I would submit that the Torah is indeed careful to call this occasion "the day of the birthing of Pharaoh". It was a ceremony at which the Pharaoh was born again as far as Egyptian protocol was concerned. This is the "Heb-Sed" festival, sometimes called the Jubilee ceremony, the festival of the renewal of the Pharaoh after a reign of many years. On the Rosetta stone, it is called "the thirty-year feast".

It appears that after a reign of twenty-five or thirty years, the ruling Pharaoh had to prove his fitness to remain in power on the throne, representing Horus, the royal god, by running four times round the courtyard of his temple, watched by the gods of Egypt. In earlier times, he may have had to run round the walls of the whole city with an onion round his neck, an obvious symbol of his fitness and fertility. In even earlier times, this may have been the opportunity to rid oneself of a weak or waning leader and replace him with one younger and more vigorous. This is underlined by the fact that the festival took place on the first day of the month after winter, the time of renewal (Cyril Aldred, Akhenaten, 1968, pp. 28-9).

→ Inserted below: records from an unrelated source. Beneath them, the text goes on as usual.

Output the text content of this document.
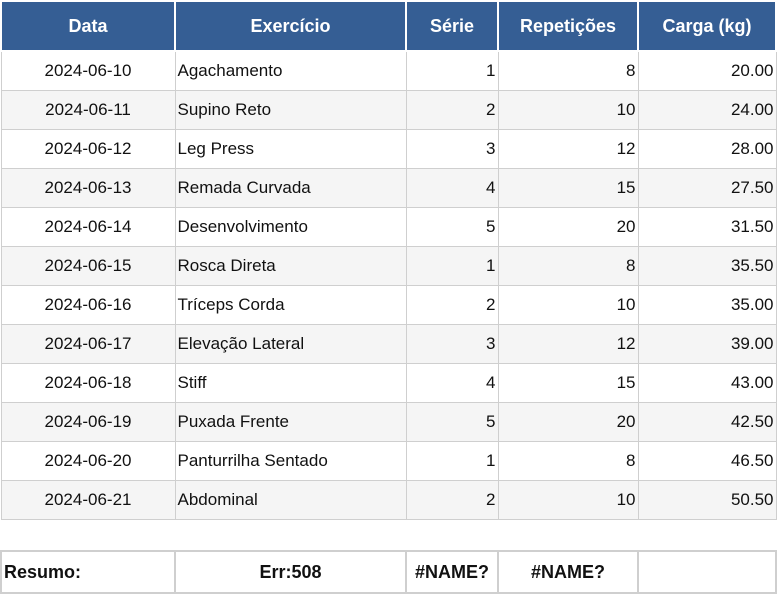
Data	Exercício	Série	Repetições	Carga (kg)
2024-06-10	Agachamento	1	8	20.00
2024-06-11	Supino Reto	2	10	24.00
2024-06-12	Leg Press	3	12	28.00
2024-06-13	Remada Curvada	4	15	27.50
2024-06-14	Desenvolvimento	5	20	31.50
2024-06-15	Rosca Direta	1	8	35.50
2024-06-16	Tríceps Corda	2	10	35.00
2024-06-17	Elevação Lateral	3	12	39.00
2024-06-18	Stiff	4	15	43.00
2024-06-19	Puxada Frente	5	20	42.50
2024-06-20	Panturrilha Sentado	1	8	46.50
2024-06-21	Abdominal	2	10	50.50

Resumo:	Err:508	#NAME?	#NAME?	
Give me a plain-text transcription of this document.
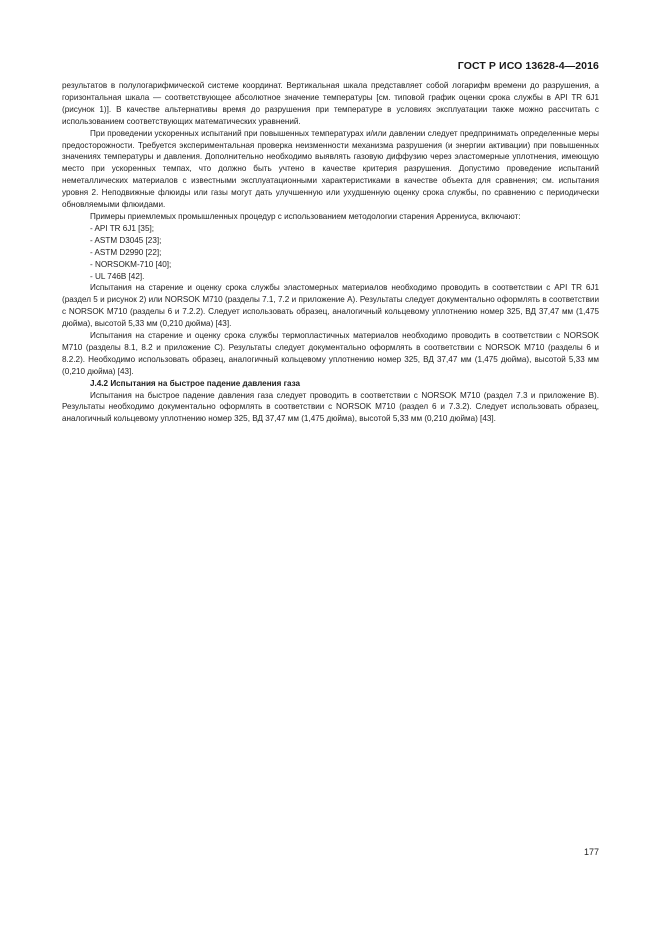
ГОСТ Р ИСО 13628-4—2016

результатов в полулогарифмической системе координат. Вертикальная шкала представляет собой логарифм времени до разрушения, а горизонтальная шкала — соответствующее абсолютное значение температуры [см. типовой график оценки срока службы в API TR 6J1 (рисунок 1)]. В качестве альтернативы время до разрушения при температуре в условиях эксплуатации также можно рассчитать с использованием соответствующих математических уравнений.

При проведении ускоренных испытаний при повышенных температурах и/или давлении следует предпринимать определенные меры предосторожности. Требуется экспериментальная проверка неизменности механизма разрушения (и энергии активации) при повышенных значениях температуры и давления. Дополнительно необходимо выявлять газовую диффузию через эластомерные уплотнения, имеющую место при ускоренных темпах, что должно быть учтено в качестве критерия разрушения. Допустимо проведение испытаний неметаллических материалов с известными эксплуатационными характеристиками в качестве объекта для сравнения; см. испытания уровня 2. Неподвижные флюиды или газы могут дать улучшенную или ухудшенную оценку срока службы, по сравнению с периодически обновляемыми флюидами.

Примеры приемлемых промышленных процедур с использованием методологии старения Аррениуса, включают:

- API TR 6J1 [35];
- ASTM D3045 [23];
- ASTM D2990 [22];
- NORSOKM-710 [40];
- UL 746B [42].

Испытания на старение и оценку срока службы эластомерных материалов необходимо проводить в соответствии с API TR 6J1 (раздел 5 и рисунок 2) или NORSOK M710 (разделы 7.1, 7.2 и приложение А). Результаты следует документально оформлять в соответствии с NORSOK M710 (разделы 6 и 7.2.2). Следует использовать образец, аналогичный кольцевому уплотнению номер 325, ВД 37,47 мм (1,475 дюйма), высотой 5,33 мм (0,210 дюйма) [43].

Испытания на старение и оценку срока службы термопластичных материалов необходимо проводить в соответствии с NORSOK M710 (разделы 8.1, 8.2 и приложение С). Результаты следует документально оформлять в соответствии с NORSOK M710 (разделы 6 и 8.2.2). Необходимо использовать образец, аналогичный кольцевому уплотнению номер 325, ВД 37,47 мм (1,475 дюйма), высотой 5,33 мм (0,210 дюйма) [43].

J.4.2 Испытания на быстрое падение давления газа

Испытания на быстрое падение давления газа следует проводить в соответствии с NORSOK M710 (раздел 7.3 и приложение В). Результаты необходимо документально оформлять в соответствии с NORSOK M710 (раздел 6 и 7.3.2). Следует использовать образец, аналогичный кольцевому уплотнению номер 325, ВД 37,47 мм (1,475 дюйма), высотой 5,33 мм (0,210 дюйма) [43].

177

A good example of a Heb-Sed courtyard is extant in the funerary complex of Zoser at Saqqara, 15km south of Cairo (as fig. 1). The courtyard measures approximately 80m. by 15m. and incorporates, at one end, a throne, where the Pharaoh would be seated after completing the circuit. This example is dated to c. 2700 BCE; it is quite possible that at later times the Pharaoh was permitted to appoint a representative to run on his behalf. Nevertheless, both the Pharaoh and his eldest son are depicted at these ceremonies wearing a very short skirt, suitable for sporting activities. The eldest son was on hand, at least in theory, to take the throne if his father failed the test.

Once the ancient test had taken place, there were festivities extending over several weeks, to celebrate the rebirth of the Pharaoh, to celebrate yom huledet 'et Par'oh. It was no doubt at such feasts that Pharaoh handed down judicial decisions concerning his courtiers - when the lucky Chief Butler was restored to his post, and the unfortunate Chief Baker relieved of his duties and his life.

These Heb-Sed ceremonies would have been planned well in advance, so it may have been clear to Joseph, when he recognised the triple aspect found in both dreams, that a decision on the fate of the officials was likely to occur at the coming festival to be held in three days' time. He will have guessed that the outcome was to be one of life or death, and he could have interpreted which it was to be from the details of the dreams: pressing grapes and handing the cup to Pharaoh signified restoration and life, while birds plucking at the loaves that never reached Pharaoh, meant the opposite.

From existing reliefs we know that many Pharaohs lived long enough to celebrate one or more Heb-Sed festivals. After the first one, the ceremony was repeated every few years for obvious reasons. It seems that Rameses II, who reigned for nearly seventy years in the thirteenth century BCE, was able to celebrate it at least thirteen times (Aldred op. cit.). On the other hand, the heretical Pharaoh Akhenaten conducted his "jubilee" after only five years on the throne, in about 1370 BCE (D.B. Redford, Biblical Archaeology Review 8, 3 [1987] p. 20), defying convention in this as in many other things.

The monuments we have indicate jubilee ceremonies held by many other Pharaohs, so our suggested equation of yom huledet 'et Par'oh with the Heb-Sed festival does not help to identify which Pharaoh it was who elevated Joseph to the rank of Viceroy, but it does indicate that the Torah exhibits an intimate knowledge of royal Egyptian protocol.